The black-throated grosbeak is 20 cm to 22 cm long. The species is sexually dimorphic though the sexes are similar. Adult males are mostly deep slate-blue. Their lores, face, ear coverts, throat, and upper breast are black. Their wings are black with deep slate blue feather edges and their tail is uniformly black. Their underwing coverts are white. Adult females are overall duller than males with less blue in their upperparts and less of a contrast between the upper and lower breast. Both sexes have a dark brown iris, a bright coral-red bill, and dark gray legs and feet. Juveniles are duller and less blue than adults with sometimes a dark culmen.

The species closely resembles it sister slate-colored grosbeak, which however is grayer and has less black on the face and a white throat.

==Distribution and habitat==

The black-throated grosbeak has a disjunct distribution with one large range and two small ones. Its main range is primarily in southeastern Brazil from southern Bahia and eastern Minas Gerais south to northern Rio Grande do Sul and continuing west to northeastern Argentina's Misiones Province and at least historically also into southeastern Paraguay. A small range is in eastern Pernambuco and Alagoas in northeastern Brazil and another in Goiás in south-central Brazil. There are also a few scattered records in northern Brazil.
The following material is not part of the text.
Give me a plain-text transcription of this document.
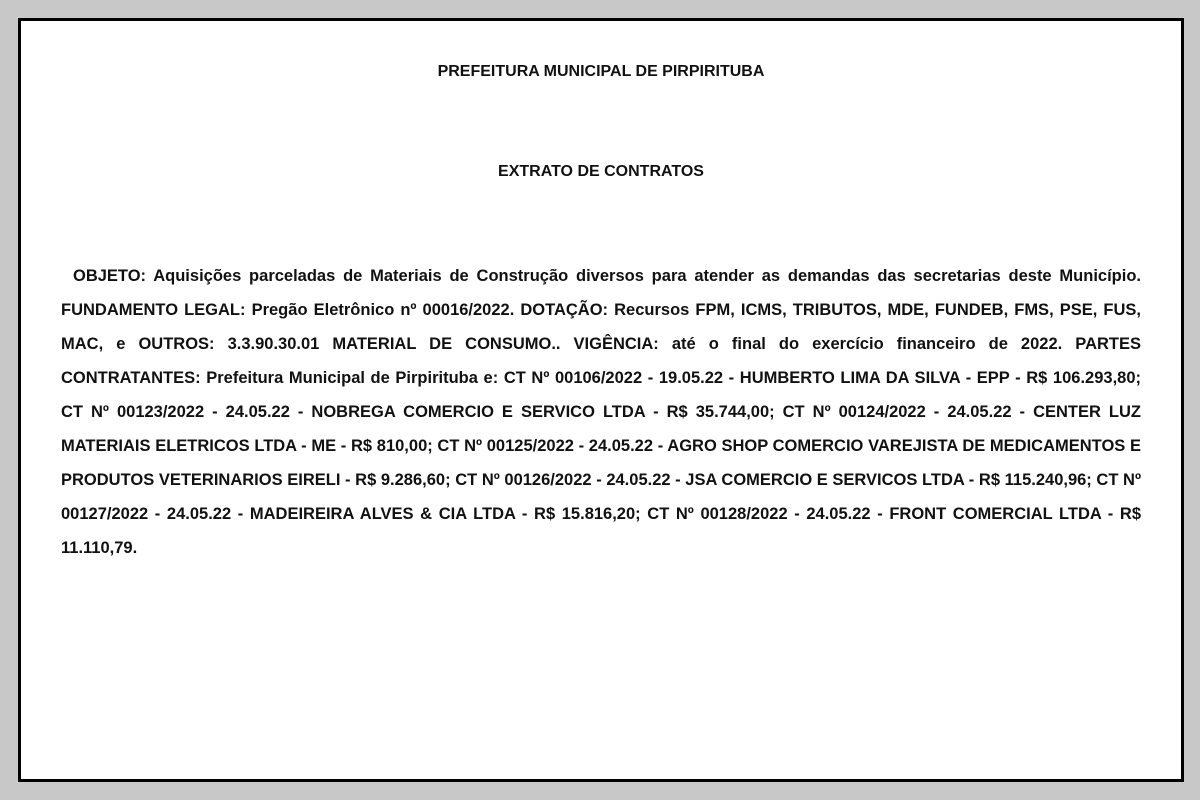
PREFEITURA MUNICIPAL DE PIRPIRITUBA
EXTRATO DE CONTRATOS

OBJETO: Aquisições parceladas de Materiais de Construção diversos para atender as demandas das secretarias deste Município. FUNDAMENTO LEGAL: Pregão Eletrônico nº 00016/2022. DOTAÇÃO: Recursos FPM, ICMS, TRIBUTOS, MDE, FUNDEB, FMS, PSE, FUS, MAC, e OUTROS: 3.3.90.30.01 MATERIAL DE CONSUMO.. VIGÊNCIA: até o final do exercício financeiro de 2022. PARTES CONTRATANTES: Prefeitura Municipal de Pirpirituba e: CT Nº 00106/2022 - 19.05.22 - HUMBERTO LIMA DA SILVA - EPP - R$ 106.293,80; CT Nº 00123/2022 - 24.05.22 - NOBREGA COMERCIO E SERVICO LTDA - R$ 35.744,00; CT Nº 00124/2022 - 24.05.22 - CENTER LUZ MATERIAIS ELETRICOS LTDA - ME - R$ 810,00; CT Nº 00125/2022 - 24.05.22 - AGRO SHOP COMERCIO VAREJISTA DE MEDICAMENTOS E PRODUTOS VETERINARIOS EIRELI - R$ 9.286,60; CT Nº 00126/2022 - 24.05.22 - JSA COMERCIO E SERVICOS LTDA - R$ 115.240,96; CT Nº 00127/2022 - 24.05.22 - MADEIREIRA ALVES & CIA LTDA - R$ 15.816,20; CT Nº 00128/2022 - 24.05.22 - FRONT COMERCIAL LTDA - R$ 11.110,79.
The black-throated grosbeak is a bird of the humid Atlantic Forest.

==Behavior==
===Movement===

The black-throated grosbeak is believed to be a year-round resident.

===Feeding===

The black-throated grosbeak's diet has not been studied. It usually forages from the forest's mid-story to its canopy.

===Breeding===

The black-throated grosbeak's eggs are described as greenish blue. The shiny cowbird (Molothrus bonariensis) is a brood parasite. The species' breeding season, nest, incubation period, time to fledging, and details of parental care are not known.

===Vocalization===

The black-throated grosbeak's song is "often in two parts with [a] long interval, Weétju-pjerur thur -wur wír" whose Weét and wír have the highest pitch.

==Status==

The IUCN has assessed the black-throated grosbeak as being of Least Concern. It has a large range; its population size and trend are not known. No immediate threats have been identified. It is considered "uncommon to rare" in Brazil. "Much of this species’ original habitat has been destroyed for agriculture or development." There are no records in Paraguay since the early twentieth century.